The SCC held that to make out a claim for disgorgement, a plaintiff must first establish actionable misconduct. Pleading disgorgement as an independent cause of action would establish an entirely new category of wrongful conduct, akin to negligence, but which does not require proof of damage. As Justice Brown wrote:

[I]t is a far leap to find that disgorgement without proof of damage is available as a general proposition in response to a defendant’s negligent conduct. Determining the appropriate remedy for negligence, where liability has not already been established, is futile and even nonsensical since doing so allows ‘the remedy tail [to] wag the liability dog.’

The SCC agreed that disgorgement may be available for negligence in certain circumstances, but that the Babstock plaintiffs had not adequately pleaded their claim in negligence. The SCC reiterated that causation of damage is a required element of the tort of negligence – the conduct of a defendant in negligence is wrongful only to the extent that it causes damage. In Babstock, not only had the plaintiffs not pleaded causation, they expressly disclaimed any intention of doing so.
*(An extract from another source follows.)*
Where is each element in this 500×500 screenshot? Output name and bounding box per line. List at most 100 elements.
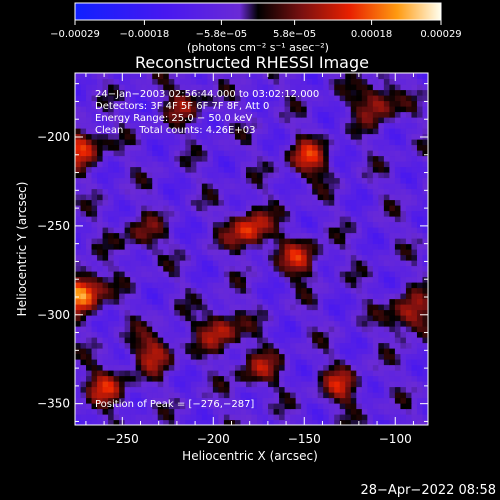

Disgorgement as a remedy for breach of contract

The ordinary form of monetary relief for breach of contract is an award of damages, measured according to the position which the plaintiff would have occupied had the contract been performed. The Babstock plaintiffs sought only non-compensatory remedies for breach of contract, namely disgorgement and punitive damages. Justice Brown held that disgorgement for breach of contract is exceptional relief, available only where other remedies are inadequate and where the plaintiff has a legitimate interest in preventing the defendant’s profit‑making activity. Because disgorgement for breach of contract is exceptional relief, the plaintiffs’ claim for disgorgement was doomed to fail, as there was “nothing exceptional” about the breach of contract alleged. On this point, the minority of the SCC disagreed, taking the view that the determination of whether the circumstances of the case are exceptional is a determination for the trial judge alone.